Emanuel rimase così meravigliato nel sentirsi arrivare quella richiesta dai suoi compagni che rimase seduto venticinque minuti, immobile a sorridere insieme con gli altri.
Quel papà faceva il gioco dei numeri e loro ridevano … Era "perso" dentro agli occhi dei bambini che lo guardavano felici. Gli piaceva pensare di aver ottenuto tutto questo per aver parlato serenamente, chiedendo la loro collaborazione.
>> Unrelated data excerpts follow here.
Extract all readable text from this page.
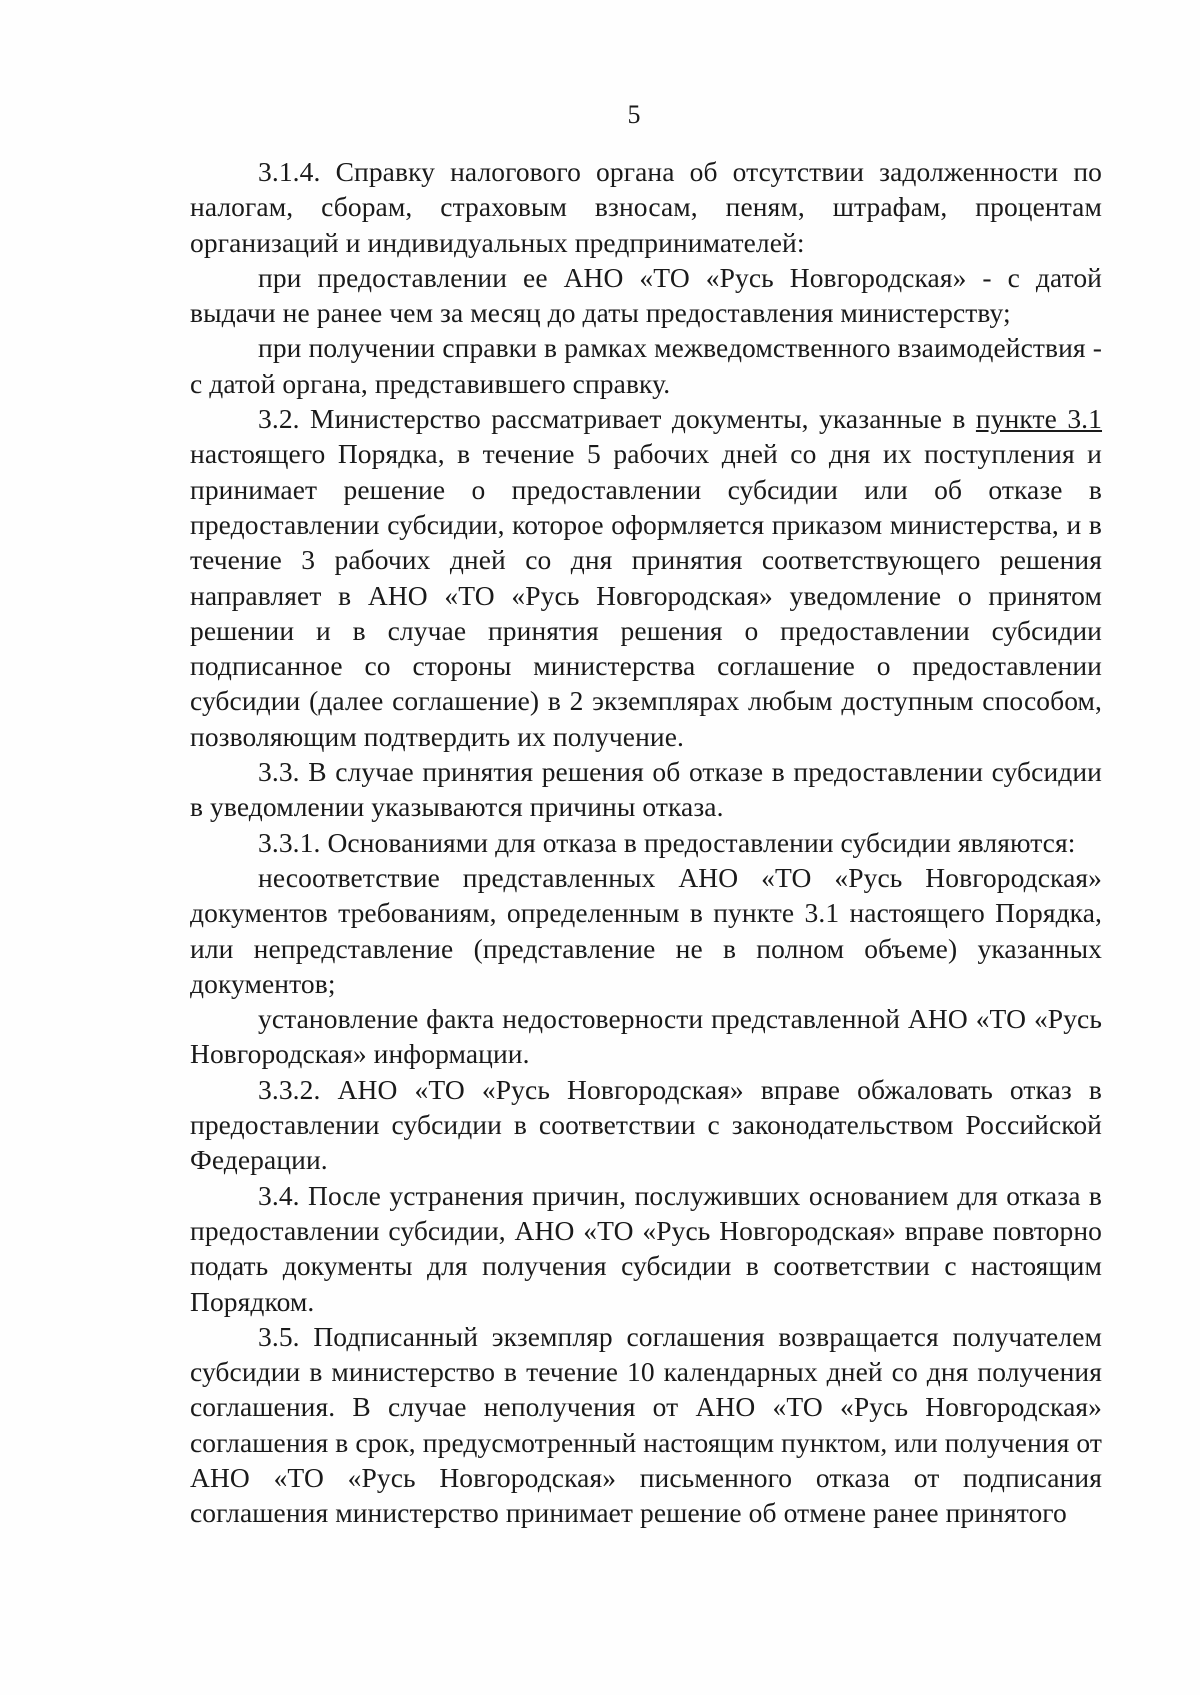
5

3.1.4. Справку налогового органа об отсутствии задолженности по налогам, сборам, страховым взносам, пеням, штрафам, процентам организаций и индивидуальных предпринимателей:

при предоставлении ее АНО «ТО «Русь Новгородская» - с датой выдачи не ранее чем за месяц до даты предоставления министерству;

при получении справки в рамках межведомственного взаимодействия - с датой органа, представившего справку.

3.2. Министерство рассматривает документы, указанные в пункте 3.1 настоящего Порядка, в течение 5 рабочих дней со дня их поступления и принимает решение о предоставлении субсидии или об отказе в предоставлении субсидии, которое оформляется приказом министерства, и в течение 3 рабочих дней со дня принятия соответствующего решения направляет в АНО «ТО «Русь Новгородская» уведомление о принятом решении и в случае принятия решения о предоставлении субсидии подписанное со стороны министерства соглашение о предоставлении субсидии (далее соглашение) в 2 экземплярах любым доступным способом, позволяющим подтвердить их получение.

3.3. В случае принятия решения об отказе в предоставлении субсидии в уведомлении указываются причины отказа.

3.3.1. Основаниями для отказа в предоставлении субсидии являются:

несоответствие представленных АНО «ТО «Русь Новгородская» документов требованиям, определенным в пункте 3.1 настоящего Порядка, или непредставление (представление не в полном объеме) указанных документов;

установление факта недостоверности представленной АНО «ТО «Русь Новгородская» информации.

3.3.2. АНО «ТО «Русь Новгородская» вправе обжаловать отказ в предоставлении субсидии в соответствии с законодательством Российской Федерации.

3.4. После устранения причин, послуживших основанием для отказа в предоставлении субсидии, АНО «ТО «Русь Новгородская» вправе повторно подать документы для получения субсидии в соответствии с настоящим Порядком.

3.5. Подписанный экземпляр соглашения возвращается получателем субсидии в министерство в течение 10 календарных дней со дня получения соглашения. В случае неполучения от АНО «ТО «Русь Новгородская» соглашения в срок, предусмотренный настоящим пунктом, или получения от АНО «ТО «Русь Новгородская» письменного отказа от подписания соглашения министерство принимает решение об отмене ранее принятого
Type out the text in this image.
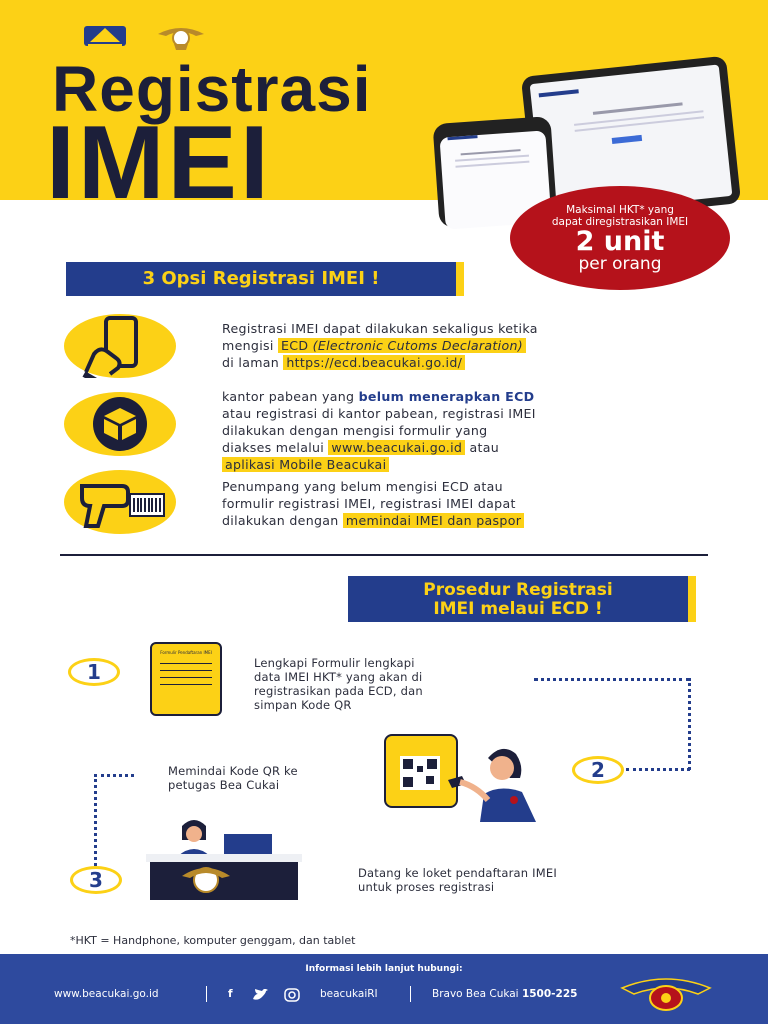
Registrasi
IMEI	Maksimal HKT* yang
dapat diregistrasikan IMEI
2 unit
per orang
3 Opsi Registrasi IMEI !
Registrasi IMEI dapat dilakukan sekaligus ketika
mengisi ECD (Electronic Cutoms Declaration)
di laman https://ecd.beacukai.go.id/
kantor pabean yang belum menerapkan ECD
atau registrasi di kantor pabean, registrasi IMEI
dilakukan dengan mengisi formulir yang
diakses melalui www.beacukai.go.id atau
aplikasi Mobile Beacukai
Penumpang yang belum mengisi ECD atau
formulir registrasi IMEI, registrasi IMEI dapat
dilakukan dengan memindai IMEI dan paspor
Prosedur Registrasi
IMEI melaui ECD !
1
Formulir Pendaftaran IMEI
Lengkapi Formulir lengkapi
data IMEI HKT* yang akan di
registrasikan pada ECD, dan
simpan Kode QR
2
Memindai Kode QR ke
petugas Bea Cukai
3	Datang ke loket pendaftaran IMEI
untuk proses registrasi
*HKT = Handphone, komputer genggam, dan tablet
Informasi lebih lanjut hubungi:
www.beacukai.go.id	f	beacukaiRI	Bravo Bea Cukai 1500-225
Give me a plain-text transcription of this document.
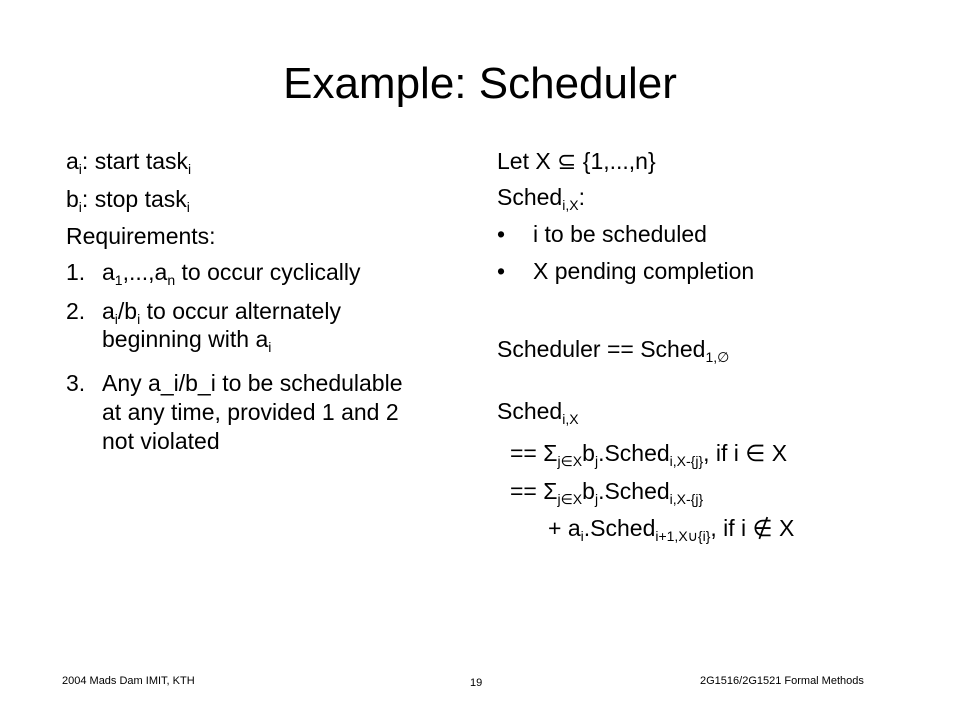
Example: Scheduler
$a_i$: start task$_i$
$b_i$: stop task$_i$
Requirements:
1. $a_1,...,a_n$ to occur cyclically
2. $a_i/b_i$ to occur alternately
beginning with $a_i$
3. Any a_i/b_i to be schedulable
at any time, provided 1 and 2
not violated
Let X ⊆ {1,...,n}
Sched$_{i,X}$:
• i to be scheduled
• X pending completion
Scheduler == Sched$_{1,\emptyset}$
Sched$_{i,X}$
== $\Sigma_{j\in X}b_j.Sched_{i,X-\{j\}}$, if i ∈ X
== $\Sigma_{j\in X}b_j.Sched_{i,X-\{j\}}$
+ $a_i.Sched_{i+1,X\cup\{i\}}$, if i ∉ X
2004 Mads Dam IMIT, KTH	19	2G1516/2G1521 Formal Methods
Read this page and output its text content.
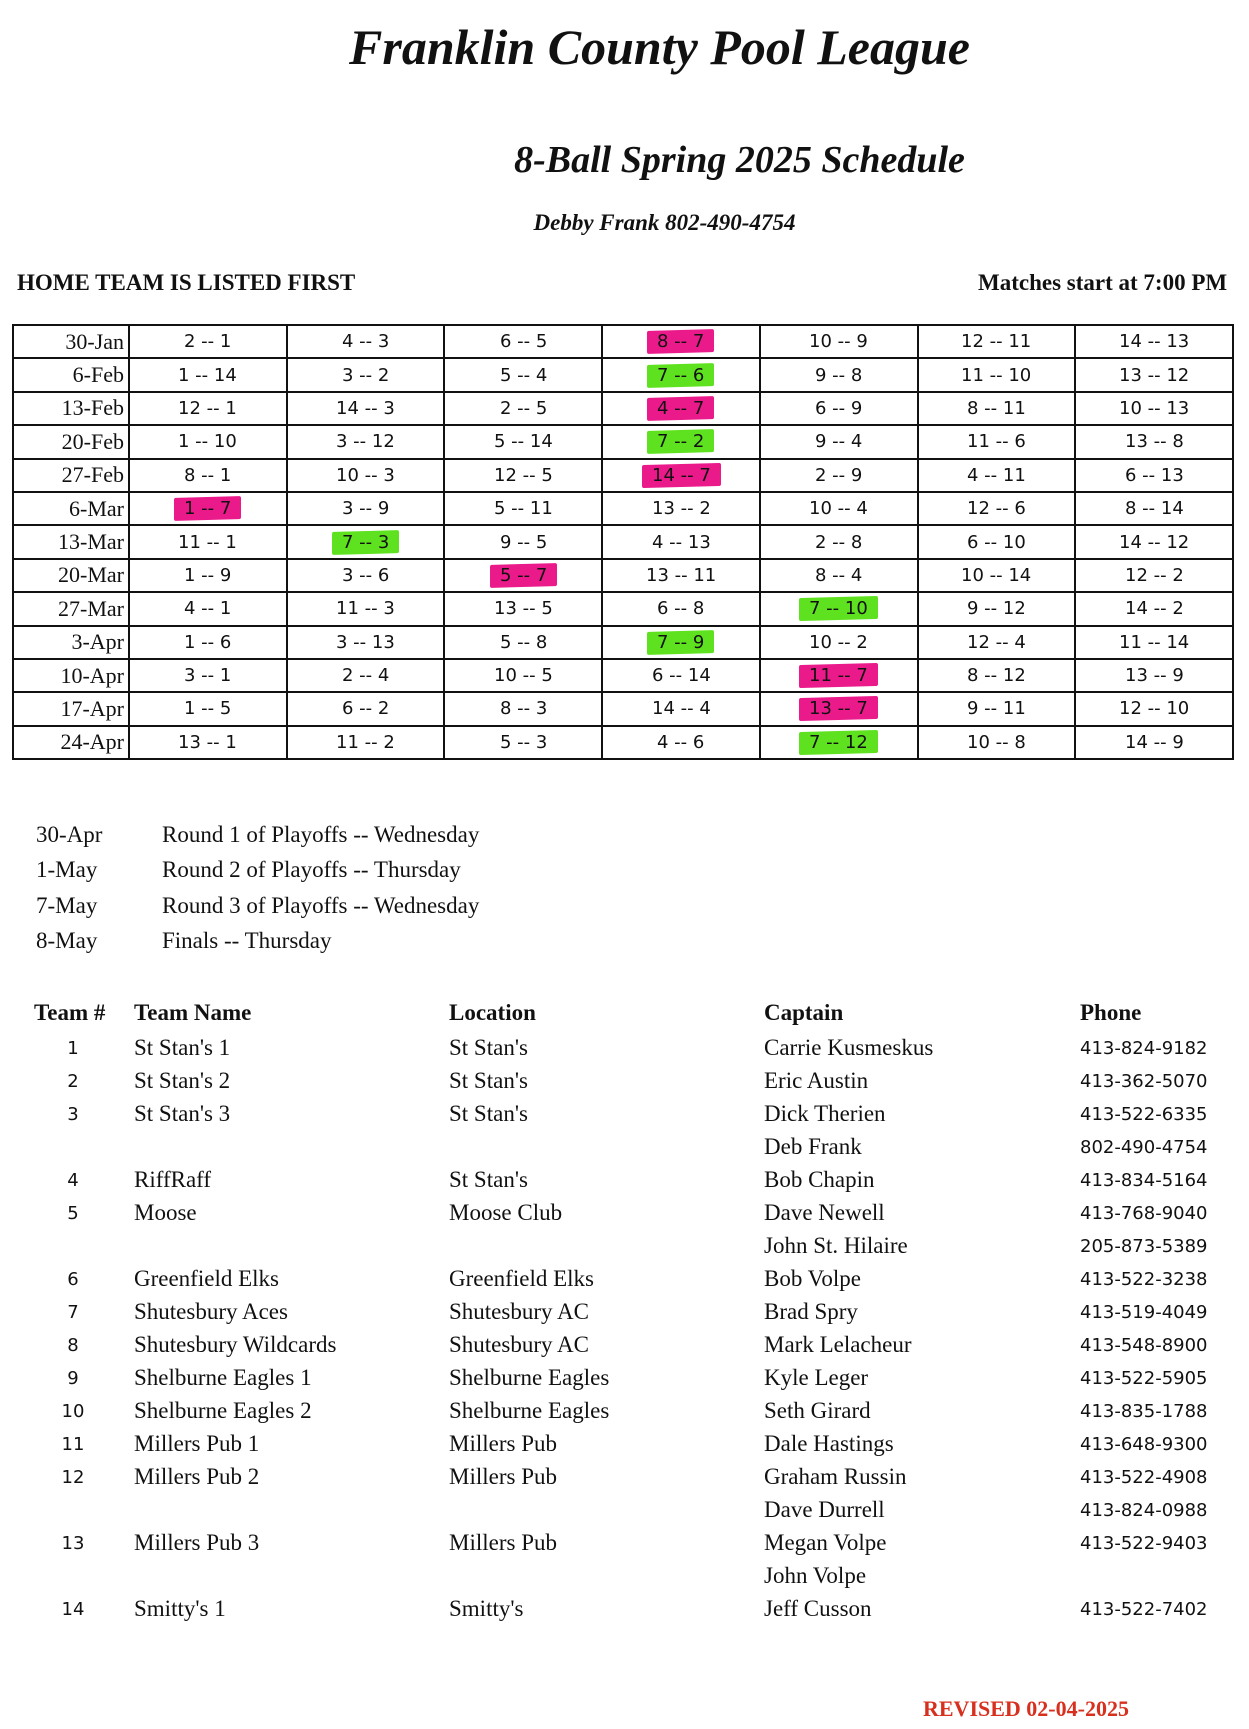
Franklin County Pool League
8-Ball Spring 2025 Schedule
Debby Frank 802-490-4754
HOME TEAM IS LISTED FIRST	Matches start at 7:00 PM
30-Jan	2 -- 1	4 -- 3	6 -- 5	8 -- 7	10 -- 9	12 -- 11	14 -- 13
6-Feb	1 -- 14	3 -- 2	5 -- 4	7 -- 6	9 -- 8	11 -- 10	13 -- 12
13-Feb	12 -- 1	14 -- 3	2 -- 5	4 -- 7	6 -- 9	8 -- 11	10 -- 13
20-Feb	1 -- 10	3 -- 12	5 -- 14	7 -- 2	9 -- 4	11 -- 6	13 -- 8
27-Feb	8 -- 1	10 -- 3	12 -- 5	14 -- 7	2 -- 9	4 -- 11	6 -- 13
6-Mar	1 -- 7	3 -- 9	5 -- 11	13 -- 2	10 -- 4	12 -- 6	8 -- 14
13-Mar	11 -- 1	7 -- 3	9 -- 5	4 -- 13	2 -- 8	6 -- 10	14 -- 12
20-Mar	1 -- 9	3 -- 6	5 -- 7	13 -- 11	8 -- 4	10 -- 14	12 -- 2
27-Mar	4 -- 1	11 -- 3	13 -- 5	6 -- 8	7 -- 10	9 -- 12	14 -- 2
3-Apr	1 -- 6	3 -- 13	5 -- 8	7 -- 9	10 -- 2	12 -- 4	11 -- 14
10-Apr	3 -- 1	2 -- 4	10 -- 5	6 -- 14	11 -- 7	8 -- 12	13 -- 9
17-Apr	1 -- 5	6 -- 2	8 -- 3	14 -- 4	13 -- 7	9 -- 11	12 -- 10
24-Apr	13 -- 1	11 -- 2	5 -- 3	4 -- 6	7 -- 12	10 -- 8	14 -- 9
30-Apr	Round 1 of Playoffs -- Wednesday
1-May	Round 2 of Playoffs -- Thursday
7-May	Round 3 of Playoffs -- Wednesday
8-May	Finals -- Thursday
Team # Team Name	Location	Captain	Phone
1	St Stan's 1	St Stan's	Carrie Kusmeskus	413-824-9182
2	St Stan's 2	St Stan's	Eric Austin	413-362-5070
3	St Stan's 3	St Stan's	Dick Therien	413-522-6335
Deb Frank	802-490-4754
4	RiffRaff	St Stan's	Bob Chapin	413-834-5164
5	Moose	Moose Club	Dave Newell	413-768-9040
John St. Hilaire	205-873-5389
6	Greenfield Elks	Greenfield Elks	Bob Volpe	413-522-3238
7	Shutesbury Aces	Shutesbury AC	Brad Spry	413-519-4049
8	Shutesbury Wildcards	Shutesbury AC	Mark Lelacheur	413-548-8900
9	Shelburne Eagles 1	Shelburne Eagles	Kyle Leger	413-522-5905
10 Shelburne Eagles 2	Shelburne Eagles	Seth Girard	413-835-1788
11 Millers Pub 1	Millers Pub	Dale Hastings	413-648-9300
12 Millers Pub 2	Millers Pub	Graham Russin	413-522-4908
Dave Durrell	413-824-0988
13 Millers Pub 3	Millers Pub	Megan Volpe	413-522-9403
John Volpe
14 Smitty's 1	Smitty's	Jeff Cusson	413-522-7402
REVISED 02-04-2025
Le maestre sembravano esterrefatte, forse perché non abituate a quei momenti di pace.
Passata una mezz’ora, quel papà si alzò per lasciar iniziare le lezioni. Si congedò sottovoce: "bravi bambini… Siete stati molto bravi! Voglio bene a tutti. Continuate così".
Lui ed il suo gattino salirono nell’auto parcheggiata davanti alla scuola.
Dalle grandi porte a vetro, i bambini lo salutavano gesticolando un ciao con le loro manine: erano lì, stupendi, grandi, forti, tutti insieme.
Quell’immagine commosse il papà ed ancora una volta pensò: com’è semplice avere l’affetto e l’attenzione dei bambini…
C’era una scuola e c’erano alcune maestre sempre arrabbiate con i bambini.
Quel papà si è battuto e si è scontrato affinché quei bambini fossero trattati con più dolcezza.

 


Autore: Mi chiamo Roberto Baroni ed all'inizio di tutto sono diventato padre.
Quando è successo mi sono chiesto: "Io papà? Come sarò? Ce la farò?".
Anche se non ho titoli nel settore ho voluto trovare un modo dolce di rapportarmi alla mia bambina e sembra che tutto stia andando bene. Mi ritengo un uomo pratico che fa di un'idea una realtà... (OPPURE... che cerca nell'idea una realtà...).
Prima c’era solo Marina che conosceva i bambini: è pedagogista. Poi tra noi è arrivata Jessica ed in quel momento sono rinato anch’io. Con lei, ho imparato a mettermi in discussione ed a guardare il mondo in modo nuovo. Con gli occhi di un papà vi racconto la gioia, la fatica, l’amore di crescere insieme. Come capita, probabilmente, a ciascuno di voi.